On Thursday 08 December 2005 00:58, Jon Masters wrote:

> >
> > The Linux cache is write-through so these calls were observed to be slow
> > under Linux too and enabling the short op cache fixed the problem. From
> > then on, the shortopcache has been enabled by default.
>
> I agree with that. In the testing I did it was reading and writing
> very large files sequentially (inline with the requirements) but I can
> see the possible problem.
>
> > 2) Perhaps only using the short op cache for write operations would be
> > the best way to do things under Linux?
>
> That would be the best thing to do. Otherwise we just waste time on
> reads when the page cache will get populated by YAFFS2 anyway after a
> readpage.
>
> > > * YAFFS2 memory allocation using kmalloc does not work on very large
> > >   devices and needs to use vmalloc instead in those cases (>2GB
> > > devices). The lack of checking for success proves to be a problem.
> >
> > I think this only impacts on the creation of the huge chunk bitmap
> > structure. If so, this was dealt to in
> > http://www.aleph1.co.uk/cgi-bin/viewcvs.cgi/yaffs2/yaffs_guts.c?r1=1.20&r
> >2=1.21 Andre tested this, IIRC, and this fixed the problem.
>
> His hack would seem to fix that problem.
>
> > Is more required?
>
> I think YAFFS2 wants to decide how it is allocating memory. We have a
> limit on vmalloc space too (though it's pretty big) so getting away
> from unbounded allocations and having smaller buffers may become
> necessary on very large devices.

The Bluewater (Andre's) hack, IIRC, substituted vmalloc for kmalloc on a 
global basis and seemed to work for them (I live in the same town and am 
personal friends with some of these guys so I tend to hear about probs 
quickly :-)). I did have a concern that vmallocing might be limited or more 
ponderous than kmalloc, so changed the strategy. As it is now, I try kmalloc 
always, but in the one or two places where it can fail because of the 128kB 
size issue, I try vmalloc if kmalloc fails. This, I think, is the best 
approach since it will use kmalloc for the bulk of allocations (tnodes etc).

For Linux I guess looking at slab allocation rather than self-managed might be 
a good idea in the future.

>
> > Yes, definitely the handling of alloc failures is a bit sloppy.
>
> That is the main problem - you don't know things are failing until you
> guess that's what is happening (reading comments along the lines of
> "we should probably check if this fails" was helpful, I'll grant).
>
> > > * YAFFS2 has various internal usage of types which makes it difficult
> > > to scale to >2GB devices.
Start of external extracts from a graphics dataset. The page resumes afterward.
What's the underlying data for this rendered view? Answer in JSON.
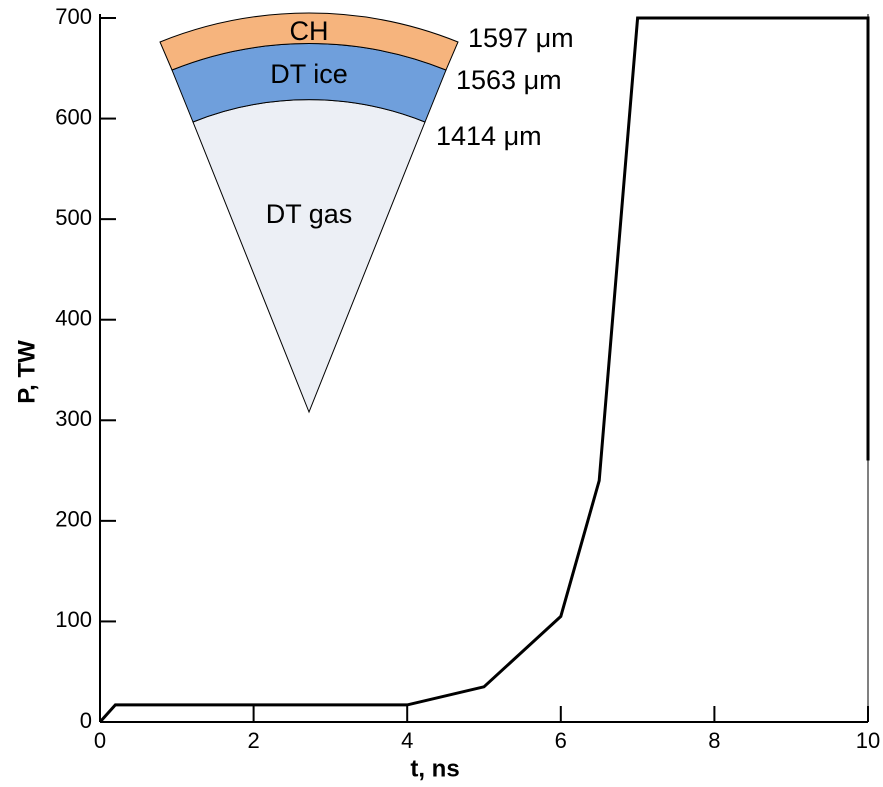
{
  "chart_data": {
    "type": "line",
    "x_label": "t, ns",
    "y_label": "P, TW",
    "x": [
      0,
      0.2,
      4,
      5,
      6,
      6.5,
      7,
      10,
      10
    ],
    "values": [
      0,
      17,
      17,
      35,
      105,
      240,
      700,
      700,
      260
    ],
    "color": "#000000",
    "xlim": [
      0,
      10
    ],
    "xticks": [
      0,
      2,
      4,
      6,
      8,
      10
    ],
    "ylim": [
      0,
      700
    ],
    "yticks": [
      0,
      100,
      200,
      300,
      400,
      500,
      600,
      700
    ],
    "inset": {
      "layers": [
        "CH",
        "DT ice",
        "DT gas"
      ],
      "radii": [
        "1597 μm",
        "1563 μm",
        "1414 μm"
      ]
    }
  }
}
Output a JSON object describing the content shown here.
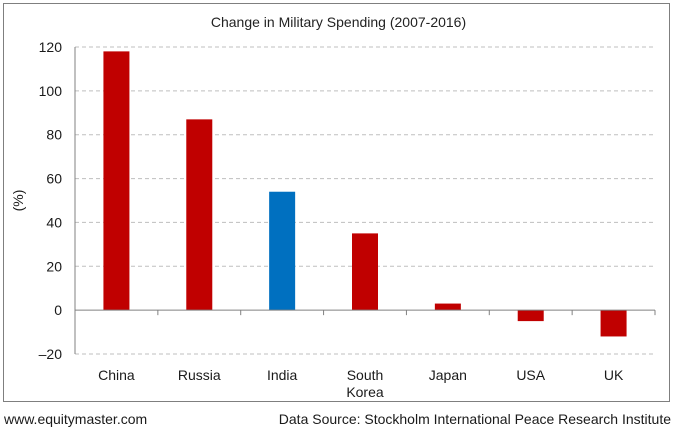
{
  "chart_data": {
    "type": "bar",
    "title": "Change in Military Spending  (2007-2016)",
    "ylabel": "(%)",
    "xlabel": "",
    "categories": [
      "China",
      "Russia",
      "India",
      "South Korea",
      "Japan",
      "USA",
      "UK"
    ],
    "category_lines": [
      [
        "China"
      ],
      [
        "Russia"
      ],
      [
        "India"
      ],
      [
        "South",
        "Korea"
      ],
      [
        "Japan"
      ],
      [
        "USA"
      ],
      [
        "UK"
      ]
    ],
    "values": [
      118,
      87,
      54,
      35,
      3,
      -5,
      -12
    ],
    "colors": [
      "#c00000",
      "#c00000",
      "#0070c0",
      "#c00000",
      "#c00000",
      "#c00000",
      "#c00000"
    ],
    "ylim": [
      -20,
      120
    ],
    "yticks": [
      -20,
      0,
      20,
      40,
      60,
      80,
      100,
      120
    ],
    "grid": true,
    "legend": "none"
  },
  "footer": {
    "website": "www.equitymaster.com",
    "source": "Data Source: Stockholm International Peace Research Institute"
  }
}
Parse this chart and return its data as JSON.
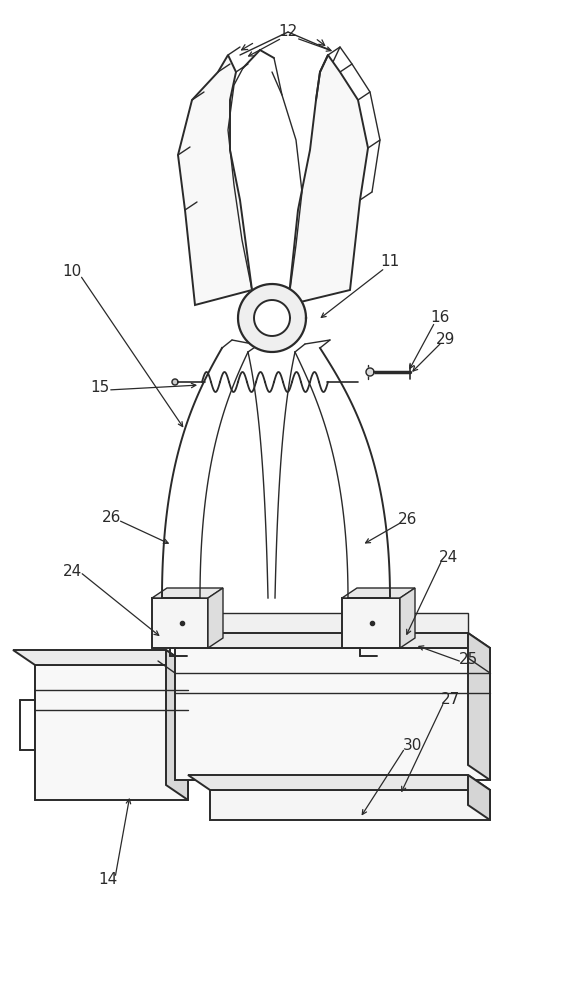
{
  "bg_color": "#ffffff",
  "line_color": "#2a2a2a",
  "figsize": [
    5.76,
    10.0
  ],
  "dpi": 100,
  "labels": [
    [
      "12",
      288,
      32
    ],
    [
      "10",
      72,
      272
    ],
    [
      "11",
      390,
      262
    ],
    [
      "15",
      100,
      388
    ],
    [
      "16",
      440,
      318
    ],
    [
      "29",
      446,
      340
    ],
    [
      "26",
      112,
      518
    ],
    [
      "26",
      408,
      520
    ],
    [
      "24",
      72,
      572
    ],
    [
      "24",
      448,
      558
    ],
    [
      "25",
      468,
      660
    ],
    [
      "27",
      450,
      700
    ],
    [
      "30",
      412,
      745
    ],
    [
      "14",
      108,
      880
    ]
  ]
}
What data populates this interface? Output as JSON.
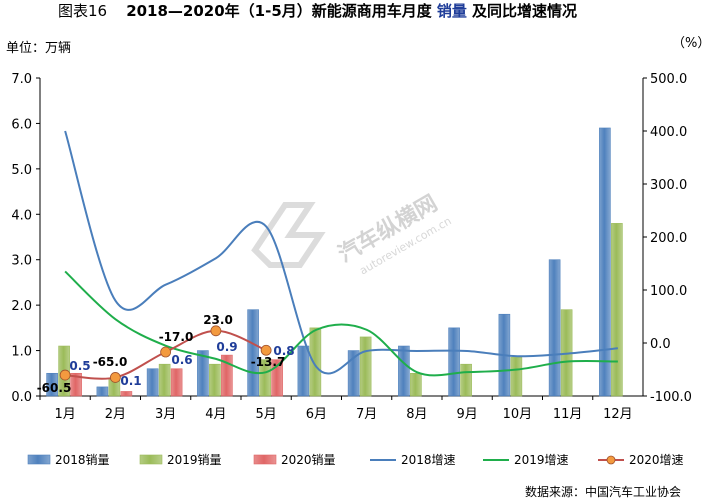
{
  "title": {
    "prefix": "图表16",
    "main_before": "2018—2020年（1-5月）新能源商用车月度",
    "main_highlight": "销量",
    "main_after": "及同比增速情况"
  },
  "left_unit": "单位：万辆",
  "right_unit": "（%）",
  "source": "数据来源：中国汽车工业协会",
  "watermark": {
    "text": "汽车纵横网",
    "url": "autoreview.com.cn"
  },
  "colors": {
    "s2018": "#4f81bd",
    "s2019": "#9bbb59",
    "s2020": "#e06666",
    "l2018": "#4a7ebb",
    "l2019": "#1fae4b",
    "l2020": "#c0504d",
    "marker2020": "#f39a3f"
  },
  "chart_data": {
    "type": "bar",
    "categories": [
      "1月",
      "2月",
      "3月",
      "4月",
      "5月",
      "6月",
      "7月",
      "8月",
      "9月",
      "10月",
      "11月",
      "12月"
    ],
    "y_left": {
      "ticks": [
        "0.0",
        "1.0",
        "2.0",
        "3.0",
        "4.0",
        "5.0",
        "6.0",
        "7.0"
      ],
      "range": [
        0,
        7
      ]
    },
    "y_right": {
      "ticks": [
        "-100.0",
        "0.0",
        "100.0",
        "200.0",
        "300.0",
        "400.0",
        "500.0"
      ],
      "range": [
        -100,
        500
      ]
    },
    "bars": [
      {
        "name": "2018销量",
        "values": [
          0.5,
          0.2,
          0.6,
          1.0,
          1.9,
          1.1,
          1.0,
          1.1,
          1.5,
          1.8,
          3.0,
          5.9
        ]
      },
      {
        "name": "2019销量",
        "values": [
          1.1,
          0.4,
          0.7,
          0.7,
          0.8,
          1.5,
          1.3,
          0.5,
          0.7,
          0.85,
          1.9,
          3.8
        ]
      },
      {
        "name": "2020销量",
        "values": [
          0.5,
          0.1,
          0.6,
          0.9,
          0.8
        ],
        "labels": [
          "0.5",
          "0.1",
          "0.6",
          "0.9",
          "0.8"
        ]
      }
    ],
    "lines": [
      {
        "name": "2018增速",
        "values": [
          400,
          80,
          110,
          160,
          220,
          -45,
          -15,
          -15,
          -15,
          -25,
          -20,
          -10
        ]
      },
      {
        "name": "2019增速",
        "values": [
          135,
          45,
          -5,
          -30,
          -55,
          25,
          25,
          -55,
          -55,
          -50,
          -35,
          -35
        ]
      },
      {
        "name": "2020增速",
        "values": [
          -60.5,
          -65.0,
          -17.0,
          23.0,
          -13.7
        ],
        "labels": [
          "-60.5",
          "-65.0",
          "-17.0",
          "23.0",
          "-13.7"
        ]
      }
    ],
    "legend": [
      "2018销量",
      "2019销量",
      "2020销量",
      "2018增速",
      "2019增速",
      "2020增速"
    ]
  }
}
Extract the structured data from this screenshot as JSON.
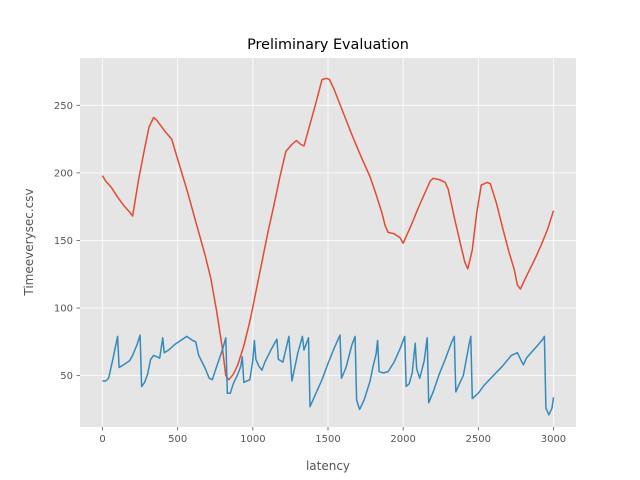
{
  "chart_data": {
    "type": "line",
    "title": "Preliminary Evaluation",
    "xlabel": "latency",
    "ylabel": "Timeeverysec.csv",
    "xlim": [
      -150,
      3150
    ],
    "ylim": [
      12,
      285
    ],
    "xticks": [
      0,
      500,
      1000,
      1500,
      2000,
      2500,
      3000
    ],
    "yticks": [
      50,
      100,
      150,
      200,
      250
    ],
    "grid": true,
    "style": "ggplot",
    "series": [
      {
        "color": "#E24A33",
        "points": [
          [
            0,
            198
          ],
          [
            20,
            194
          ],
          [
            60,
            189
          ],
          [
            100,
            182
          ],
          [
            140,
            176
          ],
          [
            180,
            171
          ],
          [
            200,
            168
          ],
          [
            240,
            195
          ],
          [
            280,
            218
          ],
          [
            310,
            234
          ],
          [
            340,
            241
          ],
          [
            360,
            239
          ],
          [
            380,
            236
          ],
          [
            420,
            230
          ],
          [
            460,
            225
          ],
          [
            500,
            210
          ],
          [
            560,
            188
          ],
          [
            620,
            164
          ],
          [
            680,
            140
          ],
          [
            720,
            122
          ],
          [
            760,
            97
          ],
          [
            800,
            68
          ],
          [
            820,
            50
          ],
          [
            840,
            47
          ],
          [
            870,
            51
          ],
          [
            900,
            58
          ],
          [
            940,
            72
          ],
          [
            980,
            90
          ],
          [
            1020,
            112
          ],
          [
            1060,
            134
          ],
          [
            1100,
            156
          ],
          [
            1140,
            176
          ],
          [
            1180,
            197
          ],
          [
            1220,
            216
          ],
          [
            1260,
            221
          ],
          [
            1290,
            224
          ],
          [
            1320,
            221
          ],
          [
            1340,
            220
          ],
          [
            1380,
            236
          ],
          [
            1420,
            252
          ],
          [
            1460,
            269
          ],
          [
            1490,
            270
          ],
          [
            1510,
            269
          ],
          [
            1540,
            262
          ],
          [
            1600,
            245
          ],
          [
            1660,
            228
          ],
          [
            1720,
            212
          ],
          [
            1780,
            197
          ],
          [
            1820,
            184
          ],
          [
            1860,
            170
          ],
          [
            1880,
            161
          ],
          [
            1900,
            156
          ],
          [
            1940,
            155
          ],
          [
            1980,
            152
          ],
          [
            2000,
            148
          ],
          [
            2020,
            153
          ],
          [
            2060,
            163
          ],
          [
            2100,
            174
          ],
          [
            2140,
            184
          ],
          [
            2180,
            194
          ],
          [
            2200,
            196
          ],
          [
            2240,
            195
          ],
          [
            2280,
            193
          ],
          [
            2300,
            188
          ],
          [
            2340,
            167
          ],
          [
            2380,
            148
          ],
          [
            2410,
            134
          ],
          [
            2430,
            129
          ],
          [
            2460,
            143
          ],
          [
            2490,
            171
          ],
          [
            2520,
            191
          ],
          [
            2560,
            193
          ],
          [
            2580,
            192
          ],
          [
            2620,
            178
          ],
          [
            2660,
            160
          ],
          [
            2700,
            143
          ],
          [
            2740,
            128
          ],
          [
            2760,
            117
          ],
          [
            2780,
            114
          ],
          [
            2800,
            119
          ],
          [
            2840,
            128
          ],
          [
            2880,
            137
          ],
          [
            2920,
            147
          ],
          [
            2960,
            158
          ],
          [
            3000,
            172
          ]
        ]
      },
      {
        "color": "#348ABD",
        "points": [
          [
            0,
            46
          ],
          [
            20,
            46
          ],
          [
            40,
            48
          ],
          [
            70,
            63
          ],
          [
            100,
            79
          ],
          [
            110,
            56
          ],
          [
            140,
            58
          ],
          [
            180,
            61
          ],
          [
            200,
            65
          ],
          [
            230,
            73
          ],
          [
            250,
            80
          ],
          [
            260,
            42
          ],
          [
            280,
            45
          ],
          [
            300,
            51
          ],
          [
            320,
            62
          ],
          [
            340,
            65
          ],
          [
            360,
            64
          ],
          [
            380,
            63
          ],
          [
            400,
            78
          ],
          [
            410,
            67
          ],
          [
            440,
            69
          ],
          [
            480,
            73
          ],
          [
            520,
            76
          ],
          [
            560,
            79
          ],
          [
            600,
            76
          ],
          [
            620,
            75
          ],
          [
            640,
            65
          ],
          [
            680,
            56
          ],
          [
            710,
            48
          ],
          [
            730,
            47
          ],
          [
            760,
            57
          ],
          [
            800,
            70
          ],
          [
            820,
            78
          ],
          [
            830,
            37
          ],
          [
            850,
            37
          ],
          [
            870,
            44
          ],
          [
            900,
            51
          ],
          [
            920,
            57
          ],
          [
            930,
            64
          ],
          [
            940,
            45
          ],
          [
            960,
            46
          ],
          [
            980,
            47
          ],
          [
            1000,
            61
          ],
          [
            1010,
            76
          ],
          [
            1020,
            62
          ],
          [
            1040,
            57
          ],
          [
            1060,
            54
          ],
          [
            1080,
            60
          ],
          [
            1120,
            69
          ],
          [
            1160,
            77
          ],
          [
            1170,
            62
          ],
          [
            1200,
            60
          ],
          [
            1240,
            79
          ],
          [
            1260,
            46
          ],
          [
            1300,
            67
          ],
          [
            1330,
            79
          ],
          [
            1340,
            69
          ],
          [
            1370,
            78
          ],
          [
            1380,
            27
          ],
          [
            1420,
            37
          ],
          [
            1460,
            47
          ],
          [
            1500,
            59
          ],
          [
            1540,
            70
          ],
          [
            1580,
            80
          ],
          [
            1590,
            48
          ],
          [
            1620,
            56
          ],
          [
            1660,
            73
          ],
          [
            1680,
            79
          ],
          [
            1690,
            32
          ],
          [
            1710,
            25
          ],
          [
            1740,
            32
          ],
          [
            1780,
            46
          ],
          [
            1800,
            57
          ],
          [
            1820,
            66
          ],
          [
            1830,
            76
          ],
          [
            1840,
            53
          ],
          [
            1870,
            52
          ],
          [
            1900,
            53
          ],
          [
            1940,
            60
          ],
          [
            1980,
            70
          ],
          [
            2010,
            79
          ],
          [
            2020,
            42
          ],
          [
            2040,
            44
          ],
          [
            2060,
            52
          ],
          [
            2080,
            74
          ],
          [
            2090,
            55
          ],
          [
            2110,
            48
          ],
          [
            2140,
            61
          ],
          [
            2160,
            78
          ],
          [
            2170,
            30
          ],
          [
            2200,
            38
          ],
          [
            2240,
            51
          ],
          [
            2280,
            62
          ],
          [
            2320,
            74
          ],
          [
            2340,
            79
          ],
          [
            2350,
            38
          ],
          [
            2370,
            43
          ],
          [
            2400,
            50
          ],
          [
            2420,
            62
          ],
          [
            2440,
            74
          ],
          [
            2450,
            79
          ],
          [
            2460,
            33
          ],
          [
            2500,
            37
          ],
          [
            2540,
            43
          ],
          [
            2600,
            50
          ],
          [
            2660,
            57
          ],
          [
            2720,
            65
          ],
          [
            2760,
            67
          ],
          [
            2790,
            60
          ],
          [
            2800,
            58
          ],
          [
            2820,
            63
          ],
          [
            2860,
            68
          ],
          [
            2900,
            73
          ],
          [
            2930,
            77
          ],
          [
            2940,
            79
          ],
          [
            2950,
            26
          ],
          [
            2970,
            21
          ],
          [
            2990,
            26
          ],
          [
            3000,
            34
          ]
        ]
      }
    ]
  }
}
We have to divide up into multiple
> > > partitions.
> >
> > Can you give some details? I would like to fix this. There are some
> > places where where ints are being used where off_t would be correct.
>
> That sort of thing. I started doing wholesale replacements but YAFFS2
> is corrupting kernel memory and causing untold troubles when devices
> are over 2GB. There seem to be a few places that I missed and I didn't
> have a continued brief to look at it - certainly I'd go through and
> fix this use of ints (and typecasts).

The code is pretty much layered in that at the file level it works in bytes, 
but below this it uses a chunk model, then below that (when talking to mtd) 
it uses bytes again.

It probably makes sense to use off_t for byte addresses (ie.vfs interfacing 
and mtd interfacing) and ints are probably OK for chunks for a while (2^^31 
chunks == 4TB or so).

When YAFFS was first written 32MB was big and 128MB was huge :-).

>
> > The chunkGroupBits issue also has impact on this.
> >
> > > * Andre Renaud latched onto a problem which I then rediscovered in
> > >   performance testing. Having chunk groups of 16 reduces performance by
> > >   at least 50% but in practice can be much higher. By applying a
> > > version of his patch, I was able ot reduce read time for a 50MB file
> > > from 27 seconds to around 15 seconds and have achieved sustained reads
> > > at 22.2Mbit/s on multi-GB devices reading many hundred MBs.
> >
> > I have written some code (minor testing so far, more testing and checkin
> > within 24 hours I hope) which should fix this.
> >
> > This code uses variable size bitmaps to fit the required bit width, thus
> > eliminating chunkgroups, but does not use as much RAM as the Bluewater
> > hack.
>
> I saw your postings. I think that is a *much* better idea since it
> will increase performance by 50-100% for some people. I combined that
> hack with a couple of other fixes and a DMA enabled MTD to push
> performance by over 200% of what it was when I started working on it.
>
> > > * YAFFS2 makes use of some additional reads and memcpy's which don't
> > >   seem entirely necessary - by combining and changing some of the logic
> > >   it looks like we could get another 10% performance gain.
> >
> > Very much look forward to more info on this.
>
> Ok. I'll look into that. There are several times where we call the MTD
> read where once would do (with some extra logic) and a few memcpy's
> where I think Linux could deal with a direct pointer instead (the MTD
> layer should handle the cacheing issues and memory coherence problems
> by doing any additional copies).
>
> > The WinCE stuff has some extra copying (that is actually no longer
> > required and will be eliminated). I hoped the Linux stuff was not doing
> > too much exta work.
>
> Not too much, but I took out one extra read (I'll track it down) and
> got a speed bump of around 5-10% in one go. A few more of those (it's
> worth someone sitting down and pouring over this code if there is
> justification) and we we've got free extra speed. Certainly YAFFS2 is
> now approaching the raw NAND performance when reading and writing
> through /dev/mtd/blah and that is the goal.

If you can provide a patch or annotated C file I will be most grateful. While 
I will go through this all at some stage (soon I hope), it is always good to 
have someone "look over your shoulder".


-- Charles